Donald fragte Michael, ob er gerne das Gebet sprechen wolle. Da bat Michael mit dem einfachen Glauben eines Kindes den Vater im Himmel, ihnen zu helfen, einen Weihnachtsbaum zu finden. Nachdem sie „Amen“ gesagt hatten, schauten sich Donald und Ruth an und wussten, dass sie sich noch mehr anstrengen mussten, um den Herzenswunsch ihres kleinen Jungen zu erfüllen. Am Abend hatten sie noch immer keine Lösung gefunden und gingen ratlos zu Bett.

Als wir dann mit dem kleinen Baum aufkreuzten, waren wir die Antwort auf mehr als ein Gebet. Sobald die Kinder der Andersons uns entdeckt hatten, jubelten sie vor Freude und suchten einen Ehrenplatz für unseren eigenartigen Baum aus. Noch nie ist einem Weihnachtsbaum mehr Liebe widerfahren.

Doch das Wunder, das an diesem Weihnachtsfest geschehen war, war nicht nur, dass ein Gebet aus dem Herzen eines kleinen Jungen in den Himmel gestiegen und in das Herz eines Menschen gedrungen war, der helfen konnte. Es war auch die Heilung, die ich beim Geben erfuhr.

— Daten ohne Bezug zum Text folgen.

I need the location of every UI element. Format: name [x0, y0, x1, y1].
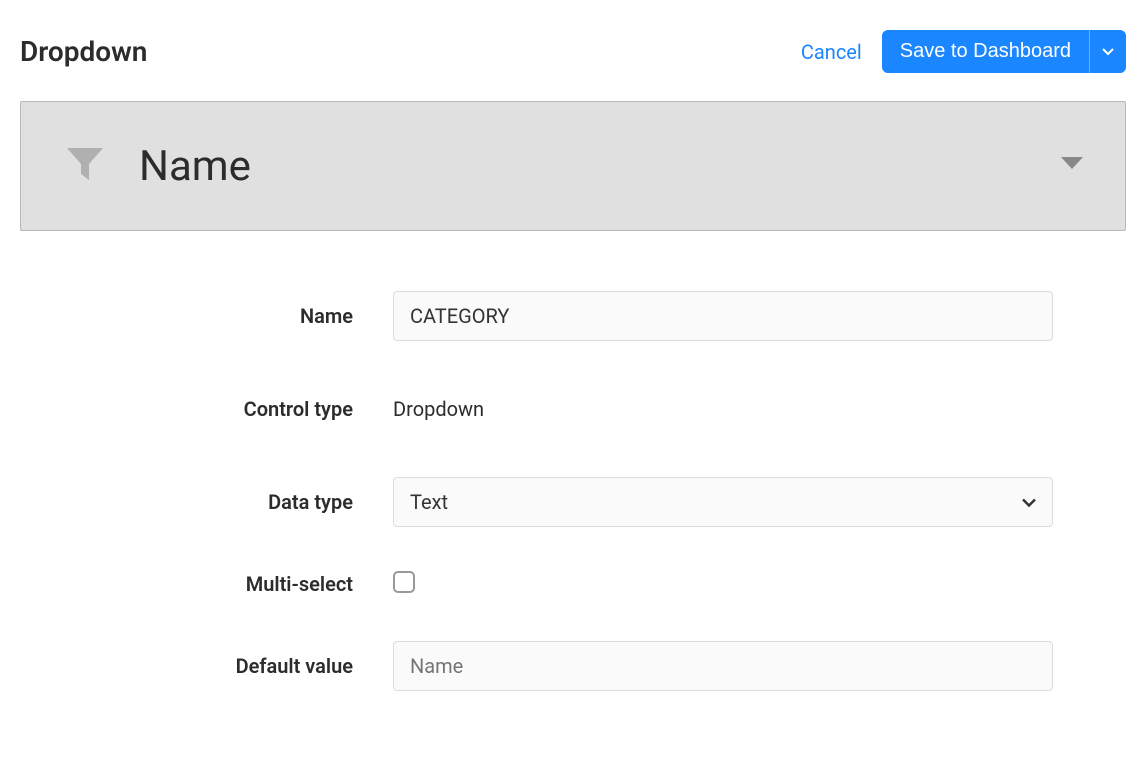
- form-row-data-type: Data type Text: [93, 477, 1053, 527]
- form-row-control-type: Control type Dropdown: [93, 385, 1053, 433]
- name-field-wrapper: [393, 291, 1053, 341]
- data-type-label: Data type: [93, 490, 393, 514]
- control-type-wrapper: Dropdown: [393, 385, 1053, 433]
- multi-select-checkbox[interactable]: [393, 571, 415, 593]
- caret-down-icon: [1102, 48, 1114, 56]
- multi-select-label: Multi-select: [93, 572, 393, 596]
- save-to-dashboard-button[interactable]: Save to Dashboard: [882, 30, 1089, 73]
- filter-icon: [61, 140, 109, 192]
- preview-left: Name: [61, 140, 251, 192]
- data-type-select[interactable]: Text: [393, 477, 1053, 527]
- form-row-name: Name: [93, 291, 1053, 341]
- default-value-wrapper: [393, 641, 1053, 691]
- data-type-wrapper: Text: [393, 477, 1053, 527]
- control-type-value: Dropdown: [393, 385, 1053, 433]
- form-container: Name Control type Dropdown Data type Tex…: [93, 291, 1053, 691]
- save-dropdown-button[interactable]: [1089, 30, 1126, 73]
- default-value-input[interactable]: [393, 641, 1053, 691]
- filter-preview-panel[interactable]: Name: [20, 101, 1126, 231]
- control-type-label: Control type: [93, 397, 393, 421]
- header: Dropdown Cancel Save to Dashboard: [20, 30, 1126, 73]
- form-row-multi-select: Multi-select: [93, 571, 1053, 597]
- name-input[interactable]: [393, 291, 1053, 341]
- multi-select-wrapper: [393, 571, 1053, 597]
- header-actions: Cancel Save to Dashboard: [801, 30, 1126, 73]
- preview-title: Name: [139, 142, 251, 191]
- cancel-button[interactable]: Cancel: [801, 40, 862, 64]
- save-button-group: Save to Dashboard: [882, 30, 1126, 73]
- default-value-label: Default value: [93, 654, 393, 678]
- form-row-default-value: Default value: [93, 641, 1053, 691]
- chevron-down-icon: [1059, 155, 1085, 177]
- name-label: Name: [93, 304, 393, 328]
- page-title: Dropdown: [20, 35, 147, 68]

Von dem Augenblick an, da ich daran dachte, einen Baum für die Andersons zu besorgen, kehrte der Geist der Weihnacht auch in meinem Herzen ein. Ich war dankbar, dass der Herr mich genug liebte und versuchte, zu mir durchzukommen und mich etwas zu lehren. Außerdem wurde ich von neuem daran erinnert, dass wir uns selbst finden, wenn wir uns verlieren. Wenn wir dienen, stellen wir fest: „Er heilt die gebrochenen Herzen und verbindet ihre schmerzenden Wunden“ (Psalm 147:3).

Laurie Hopkins gehört zur Gemeinde Big Thompson im Pfahl Loveland in Colorado.